- Education: University of Oxford; Harvard University (PhD);
- Awards: Sloan Research Fellow; APS Fellow;
- Scientific career
- Fields: Particle physics
- Workplaces: University of California, Berkeley; Harvard University;
- Academic advisors: Howard Georgi
- Doctoral students: Nima Arkani-Hamed Stephen Hsu

= Lawrence John Hall =

Theoretical particle physicist

Lawrence John Hall is a theoretical particle physicist and professor at the University of California, Berkeley and the Berkeley Center for Theoretical Physics.

== Biography ==
Hall received his bachelor's degree from Oxford in 1977 and his Ph.D. from Harvard in 1981 with Howard Georgi. He was a Miller Fellow at Berkeley and an assistant professor at Harvard where he was a Sloan Foundation Fellow, before becoming professor at Berkeley in 1983, where he won a Presidential Young Investigator Award.

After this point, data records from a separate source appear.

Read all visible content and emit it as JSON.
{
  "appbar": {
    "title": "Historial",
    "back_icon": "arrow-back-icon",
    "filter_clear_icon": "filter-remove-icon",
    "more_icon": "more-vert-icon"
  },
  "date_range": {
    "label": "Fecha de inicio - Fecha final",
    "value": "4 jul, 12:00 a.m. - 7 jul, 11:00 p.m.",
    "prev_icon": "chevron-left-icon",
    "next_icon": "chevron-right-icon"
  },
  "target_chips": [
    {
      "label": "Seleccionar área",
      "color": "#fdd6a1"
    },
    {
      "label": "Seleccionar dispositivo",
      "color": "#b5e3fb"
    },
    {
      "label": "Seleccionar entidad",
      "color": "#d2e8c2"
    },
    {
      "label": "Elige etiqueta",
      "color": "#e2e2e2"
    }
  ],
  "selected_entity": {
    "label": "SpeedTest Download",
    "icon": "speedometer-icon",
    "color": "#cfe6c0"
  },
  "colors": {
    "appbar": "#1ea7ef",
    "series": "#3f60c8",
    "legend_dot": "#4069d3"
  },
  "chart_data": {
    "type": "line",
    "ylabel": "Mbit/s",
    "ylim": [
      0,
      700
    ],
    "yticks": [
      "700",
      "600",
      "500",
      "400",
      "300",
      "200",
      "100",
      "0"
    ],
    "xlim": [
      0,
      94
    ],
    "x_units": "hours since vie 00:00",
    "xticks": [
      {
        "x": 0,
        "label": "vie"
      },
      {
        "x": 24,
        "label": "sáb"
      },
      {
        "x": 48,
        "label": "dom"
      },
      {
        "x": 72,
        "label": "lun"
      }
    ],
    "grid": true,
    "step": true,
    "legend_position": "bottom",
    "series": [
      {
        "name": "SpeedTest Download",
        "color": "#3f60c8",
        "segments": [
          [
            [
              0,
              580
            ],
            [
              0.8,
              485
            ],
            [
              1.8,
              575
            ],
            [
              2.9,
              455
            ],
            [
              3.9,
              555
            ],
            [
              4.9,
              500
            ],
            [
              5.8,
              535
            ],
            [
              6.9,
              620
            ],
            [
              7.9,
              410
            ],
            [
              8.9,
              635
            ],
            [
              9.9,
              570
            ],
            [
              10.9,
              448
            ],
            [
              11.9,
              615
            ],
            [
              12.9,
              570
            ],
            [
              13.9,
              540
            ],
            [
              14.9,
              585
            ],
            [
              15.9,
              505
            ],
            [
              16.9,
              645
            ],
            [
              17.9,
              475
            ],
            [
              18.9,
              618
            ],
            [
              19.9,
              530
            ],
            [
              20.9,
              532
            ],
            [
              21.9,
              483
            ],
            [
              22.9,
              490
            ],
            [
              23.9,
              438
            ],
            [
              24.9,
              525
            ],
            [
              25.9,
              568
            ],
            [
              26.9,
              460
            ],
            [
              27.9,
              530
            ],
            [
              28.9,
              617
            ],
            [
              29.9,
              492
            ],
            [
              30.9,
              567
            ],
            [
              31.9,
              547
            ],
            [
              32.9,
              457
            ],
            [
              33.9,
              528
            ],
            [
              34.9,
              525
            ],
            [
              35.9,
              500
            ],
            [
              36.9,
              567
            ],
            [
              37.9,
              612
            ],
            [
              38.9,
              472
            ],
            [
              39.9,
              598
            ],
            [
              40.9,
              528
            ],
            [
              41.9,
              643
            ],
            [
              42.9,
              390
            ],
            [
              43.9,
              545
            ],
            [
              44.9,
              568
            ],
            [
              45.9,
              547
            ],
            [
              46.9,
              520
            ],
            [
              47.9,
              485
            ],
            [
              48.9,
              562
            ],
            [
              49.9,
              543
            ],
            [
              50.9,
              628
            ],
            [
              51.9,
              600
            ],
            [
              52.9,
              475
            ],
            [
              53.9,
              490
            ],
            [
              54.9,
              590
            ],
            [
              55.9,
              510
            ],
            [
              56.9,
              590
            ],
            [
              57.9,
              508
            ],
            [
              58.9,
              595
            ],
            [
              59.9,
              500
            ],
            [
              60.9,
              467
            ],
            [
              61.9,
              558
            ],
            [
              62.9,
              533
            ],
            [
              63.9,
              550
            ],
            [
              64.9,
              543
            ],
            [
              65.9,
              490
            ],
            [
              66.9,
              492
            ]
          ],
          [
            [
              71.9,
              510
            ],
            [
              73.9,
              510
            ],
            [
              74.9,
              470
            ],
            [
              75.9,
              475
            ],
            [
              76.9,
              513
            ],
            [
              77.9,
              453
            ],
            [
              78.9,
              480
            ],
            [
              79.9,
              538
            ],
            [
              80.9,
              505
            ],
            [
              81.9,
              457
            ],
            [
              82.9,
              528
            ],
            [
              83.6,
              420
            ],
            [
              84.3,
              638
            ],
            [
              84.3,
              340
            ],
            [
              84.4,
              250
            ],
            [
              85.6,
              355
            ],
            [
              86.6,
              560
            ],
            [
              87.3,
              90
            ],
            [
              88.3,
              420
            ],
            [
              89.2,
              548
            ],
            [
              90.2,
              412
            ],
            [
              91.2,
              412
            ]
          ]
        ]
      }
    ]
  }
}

Hall is notable for his theoretical contributions to a wide span of research topics such as physics beyond the Standard Model, including supersymmetry and dark matter, in addition to his work on the weak force, cosmology, and grand unified theories. He was named a Fellow of the American Physical Society in 1993 "for numerous original contributions to the phenomenology of weak interaction, supersymmetry and supergravity, and the physics of the early universe."

He supervised the doctoral thesis of Nima Arkani-Hamed (1994).